Les premières fourmis connues sont apparues à la fin du Crétacé et seraient une évolution des guêpes qui sont présentes dans le jurassique. Morphologiquement, elles se distinguent des autres insectes principalement par des antennes avec un coude marqué et par un pédoncule en forme de perle formé des premiers segments abdominaux (qui sont joints au thorax chez les guêpes). À l'exception des individus reproducteurs, la plupart des fourmis sont aptères (sans ailes).

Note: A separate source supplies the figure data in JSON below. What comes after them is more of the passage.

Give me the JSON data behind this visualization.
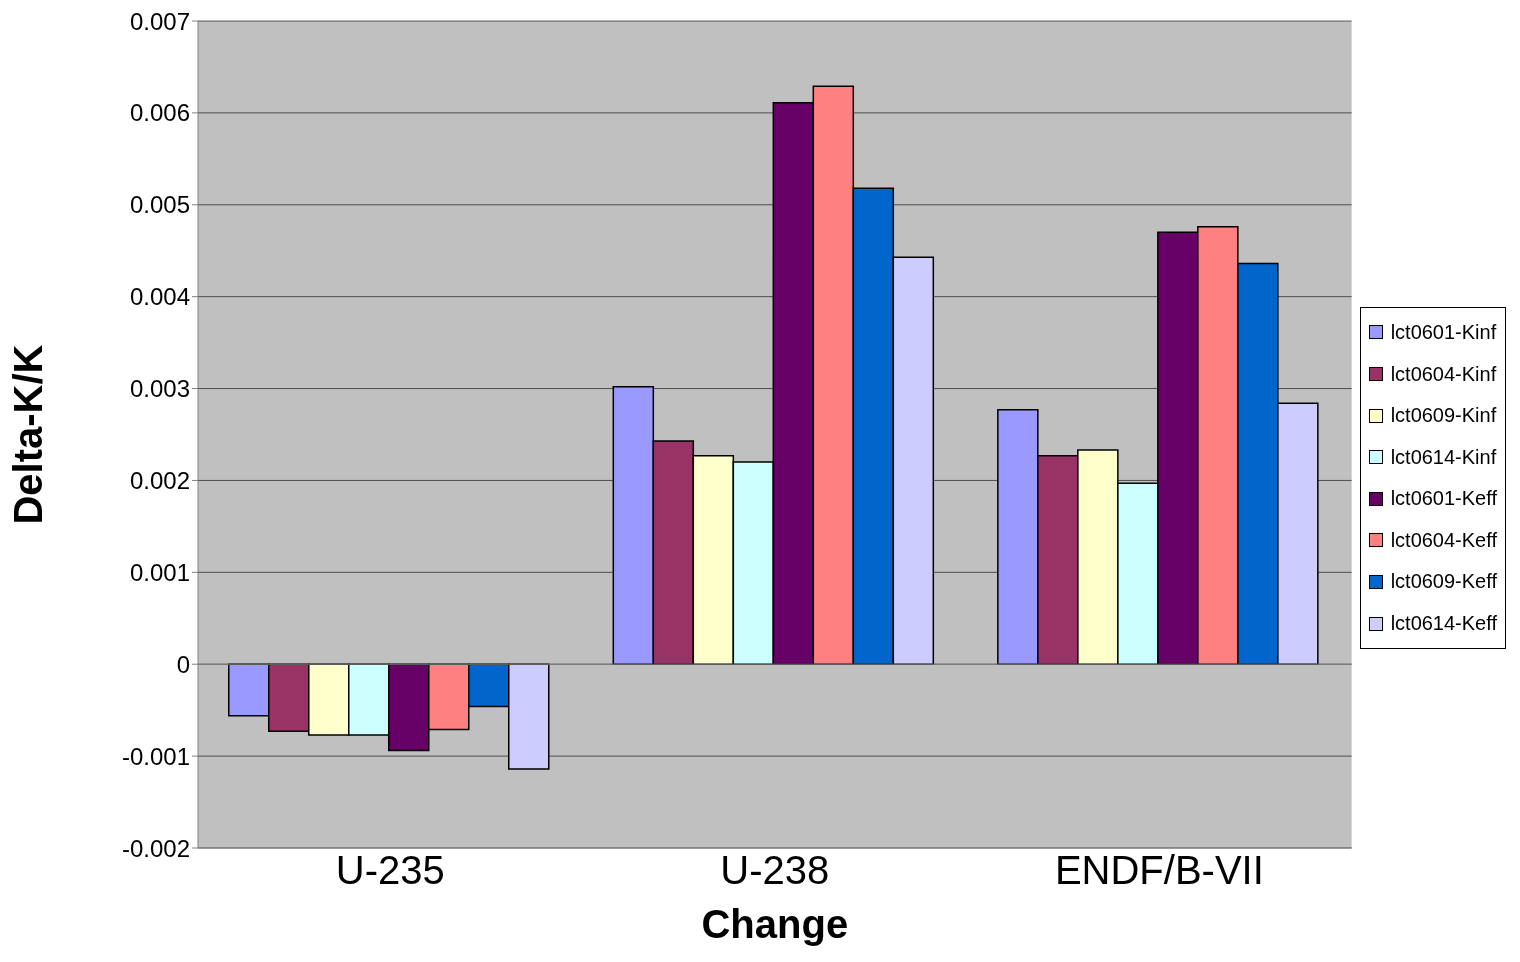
{
  "chart_data": {
    "type": "bar",
    "xlabel": "Change",
    "ylabel": "Delta-K/K",
    "categories": [
      "U-235",
      "U-238",
      "ENDF/B-VII"
    ],
    "series": [
      {
        "name": "lct0601-Kinf",
        "color": "#9999ff",
        "values": [
          -0.00056,
          0.00302,
          0.00277
        ]
      },
      {
        "name": "lct0604-Kinf",
        "color": "#993366",
        "values": [
          -0.00073,
          0.00243,
          0.00227
        ]
      },
      {
        "name": "lct0609-Kinf",
        "color": "#ffffcc",
        "values": [
          -0.00077,
          0.00227,
          0.00233
        ]
      },
      {
        "name": "lct0614-Kinf",
        "color": "#ccffff",
        "values": [
          -0.00077,
          0.0022,
          0.00197
        ]
      },
      {
        "name": "lct0601-Keff",
        "color": "#660066",
        "values": [
          -0.00094,
          0.00611,
          0.0047
        ]
      },
      {
        "name": "lct0604-Keff",
        "color": "#ff8080",
        "values": [
          -0.00071,
          0.00629,
          0.00476
        ]
      },
      {
        "name": "lct0609-Keff",
        "color": "#0066cc",
        "values": [
          -0.00046,
          0.00518,
          0.00436
        ]
      },
      {
        "name": "lct0614-Keff",
        "color": "#ccccff",
        "values": [
          -0.00114,
          0.00443,
          0.00284
        ]
      }
    ],
    "ylim": [
      -0.002,
      0.007
    ],
    "yticks": [
      -0.002,
      -0.001,
      0,
      0.001,
      0.002,
      0.003,
      0.004,
      0.005,
      0.006,
      0.007
    ],
    "grid": "y",
    "legend": "right"
  }
}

Les œufs sont pondus par une ou parfois plusieurs reines (bien qu'il existe des fourmis sans reine), et la plupart des individus grandissent pour devenir des femelles aptères et stériles appelées ouvrières. Périodiquement, des essaims de nouvelles reines et de mâles, généralement pourvus d'ailes, quittent la colonie pour se reproduire. Les mâles meurent ensuite rapidement, tandis que les reines survivantes, fécondées, fondent de nouvelles colonies ou, parfois, retournent dans leur fourmilière natale.

Développement


Les fourmis se développent par métamorphose complète, passant par des états successifs différents : d'abord œuf, ensuite larve, puis nymphe (parfois pupe ou cocon, principalement chez les formicinae) pour enfin devenir adulte. La larve, privée de pattes, est particulièrement dépendante des adultes. Les différences morphologiques majeures entre les reines et les ouvrières, et entre les différentes castes d'ouvrières quand elles existent, sont induites par le régime alimentaire au stade larvaire. Quant au sexe des individus, il est déterminé génétiquement : si l'œuf est fécondé, l'individu est alors XX, et diploïde l'œuf donnera une femelle (ouvrière ou reine), s'il ne l'est pas, l'individu est X0, et haploïde et forme un mâle.

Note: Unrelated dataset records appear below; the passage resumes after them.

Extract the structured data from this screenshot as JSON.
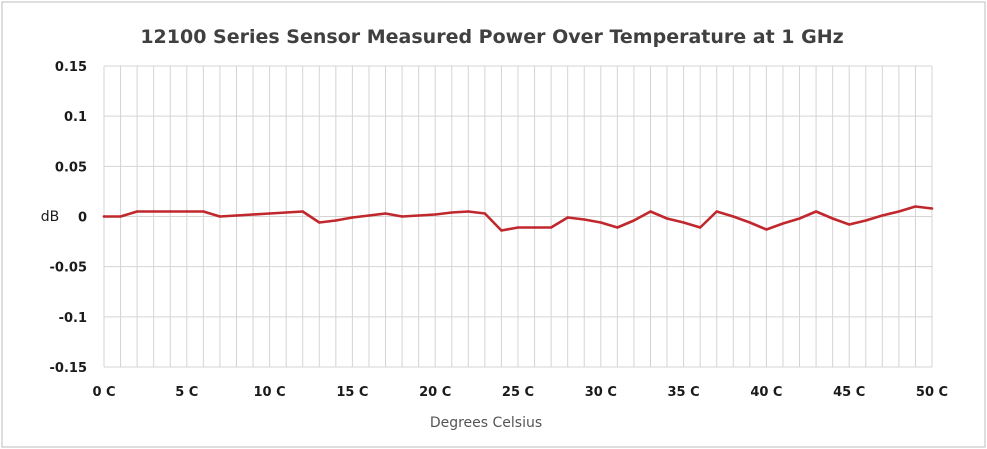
{
  "chart_data": {
    "type": "line",
    "title": "12100 Series Sensor Measured Power Over Temperature at 1 GHz",
    "xlabel": "Degrees Celsius",
    "ylabel": "dB",
    "xlim": [
      0,
      50
    ],
    "ylim": [
      -0.15,
      0.15
    ],
    "grid": true,
    "line_color": "#c0282d",
    "y_ticks": [
      {
        "value": 0.15,
        "label": "0.15"
      },
      {
        "value": 0.1,
        "label": "0.1"
      },
      {
        "value": 0.05,
        "label": "0.05"
      },
      {
        "value": 0,
        "label": "0"
      },
      {
        "value": -0.05,
        "label": "-0.05"
      },
      {
        "value": -0.1,
        "label": "-0.1"
      },
      {
        "value": -0.15,
        "label": "-0.15"
      }
    ],
    "x_ticks": [
      {
        "value": 0,
        "label": "0 C"
      },
      {
        "value": 5,
        "label": "5 C"
      },
      {
        "value": 10,
        "label": "10 C"
      },
      {
        "value": 15,
        "label": "15 C"
      },
      {
        "value": 20,
        "label": "20 C"
      },
      {
        "value": 25,
        "label": "25 C"
      },
      {
        "value": 30,
        "label": "30 C"
      },
      {
        "value": 35,
        "label": "35 C"
      },
      {
        "value": 40,
        "label": "40 C"
      },
      {
        "value": 45,
        "label": "45 C"
      },
      {
        "value": 50,
        "label": "50 C"
      }
    ],
    "series": [
      {
        "x": [
          0,
          1,
          2,
          3,
          4,
          5,
          6,
          7,
          8,
          9,
          10,
          11,
          12,
          13,
          14,
          15,
          16,
          17,
          18,
          19,
          20,
          21,
          22,
          23,
          24,
          25,
          26,
          27,
          28,
          29,
          30,
          31,
          32,
          33,
          34,
          35,
          36,
          37,
          38,
          39,
          40,
          41,
          42,
          43,
          44,
          45,
          46,
          47,
          48,
          49,
          50
        ],
        "y": [
          0,
          0,
          0.005,
          0.005,
          0.005,
          0.005,
          0.005,
          0,
          0.001,
          0.002,
          0.003,
          0.004,
          0.005,
          -0.006,
          -0.004,
          -0.001,
          0.001,
          0.003,
          0,
          0.001,
          0.002,
          0.004,
          0.005,
          0.003,
          -0.014,
          -0.011,
          -0.011,
          -0.011,
          -0.001,
          -0.003,
          -0.006,
          -0.011,
          -0.004,
          0.005,
          -0.002,
          -0.006,
          -0.011,
          0.005,
          0,
          -0.006,
          -0.013,
          -0.007,
          -0.002,
          0.005,
          -0.002,
          -0.008,
          -0.004,
          0.001,
          0.005,
          0.01,
          0.008
        ]
      }
    ]
  }
}
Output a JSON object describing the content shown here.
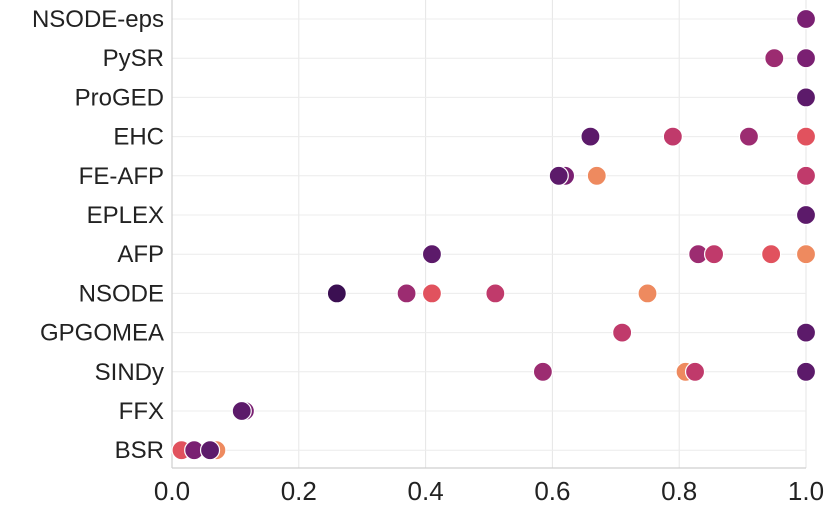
{
  "chart_data": {
    "type": "scatter",
    "title": "",
    "xlabel": "",
    "ylabel": "",
    "xlim": [
      0.0,
      1.0
    ],
    "x_ticks": [
      "0.0",
      "0.2",
      "0.4",
      "0.6",
      "0.8",
      "1.0"
    ],
    "x_tick_values": [
      0.0,
      0.2,
      0.4,
      0.6,
      0.8,
      1.0
    ],
    "grid": true,
    "categories": [
      "NSODE-eps",
      "PySR",
      "ProGED",
      "EHC",
      "FE-AFP",
      "EPLEX",
      "AFP",
      "NSODE",
      "GPGOMEA",
      "SINDy",
      "FFX",
      "BSR"
    ],
    "palette": [
      "#3b0f52",
      "#5c1a6a",
      "#7a2072",
      "#9c2c71",
      "#c03a6b",
      "#e1525e",
      "#ee8a5f"
    ],
    "points": [
      {
        "category": "NSODE-eps",
        "x": 1.0,
        "c": 2
      },
      {
        "category": "PySR",
        "x": 0.95,
        "c": 3
      },
      {
        "category": "PySR",
        "x": 1.0,
        "c": 2
      },
      {
        "category": "ProGED",
        "x": 1.0,
        "c": 1
      },
      {
        "category": "EHC",
        "x": 0.66,
        "c": 1
      },
      {
        "category": "EHC",
        "x": 0.79,
        "c": 4
      },
      {
        "category": "EHC",
        "x": 0.91,
        "c": 3
      },
      {
        "category": "EHC",
        "x": 1.0,
        "c": 5
      },
      {
        "category": "FE-AFP",
        "x": 0.62,
        "c": 2
      },
      {
        "category": "FE-AFP",
        "x": 0.61,
        "c": 1
      },
      {
        "category": "FE-AFP",
        "x": 0.67,
        "c": 6
      },
      {
        "category": "FE-AFP",
        "x": 1.0,
        "c": 4
      },
      {
        "category": "EPLEX",
        "x": 1.0,
        "c": 1
      },
      {
        "category": "AFP",
        "x": 0.41,
        "c": 1
      },
      {
        "category": "AFP",
        "x": 0.83,
        "c": 3
      },
      {
        "category": "AFP",
        "x": 0.855,
        "c": 4
      },
      {
        "category": "AFP",
        "x": 0.945,
        "c": 5
      },
      {
        "category": "AFP",
        "x": 1.0,
        "c": 6
      },
      {
        "category": "NSODE",
        "x": 0.26,
        "c": 0
      },
      {
        "category": "NSODE",
        "x": 0.37,
        "c": 3
      },
      {
        "category": "NSODE",
        "x": 0.41,
        "c": 5
      },
      {
        "category": "NSODE",
        "x": 0.51,
        "c": 4
      },
      {
        "category": "NSODE",
        "x": 0.75,
        "c": 6
      },
      {
        "category": "GPGOMEA",
        "x": 0.71,
        "c": 4
      },
      {
        "category": "GPGOMEA",
        "x": 1.0,
        "c": 1
      },
      {
        "category": "SINDy",
        "x": 0.585,
        "c": 3
      },
      {
        "category": "SINDy",
        "x": 0.81,
        "c": 6
      },
      {
        "category": "SINDy",
        "x": 0.825,
        "c": 4
      },
      {
        "category": "SINDy",
        "x": 1.0,
        "c": 1
      },
      {
        "category": "FFX",
        "x": 0.115,
        "c": 2
      },
      {
        "category": "FFX",
        "x": 0.11,
        "c": 1
      },
      {
        "category": "BSR",
        "x": 0.015,
        "c": 5
      },
      {
        "category": "BSR",
        "x": 0.07,
        "c": 6
      },
      {
        "category": "BSR",
        "x": 0.035,
        "c": 2
      },
      {
        "category": "BSR",
        "x": 0.06,
        "c": 1
      }
    ]
  }
}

Les fourmis pratiquent la trophallaxie, le processus alimentaire au cours duquel une fourmi régurgite une partie de la nourriture qu'elle a ingérée dans son jabot social pour la restituer à une autre fourmi. Les larves et les pupes doivent être maintenues à température constante pour assurer leur développement et sont souvent déplacées parmi les diverses chambres de couvée de la fourmilière.

Une nouvelle ouvrière passe les premiers jours de sa vie adulte à s'occuper de la reine et des jeunes. Ensuite, elle participe à la construction et au maintien du nid, puis à approvisionner et défendre le nid. Ces changements sont assez brusques et définissent des castes temporelles.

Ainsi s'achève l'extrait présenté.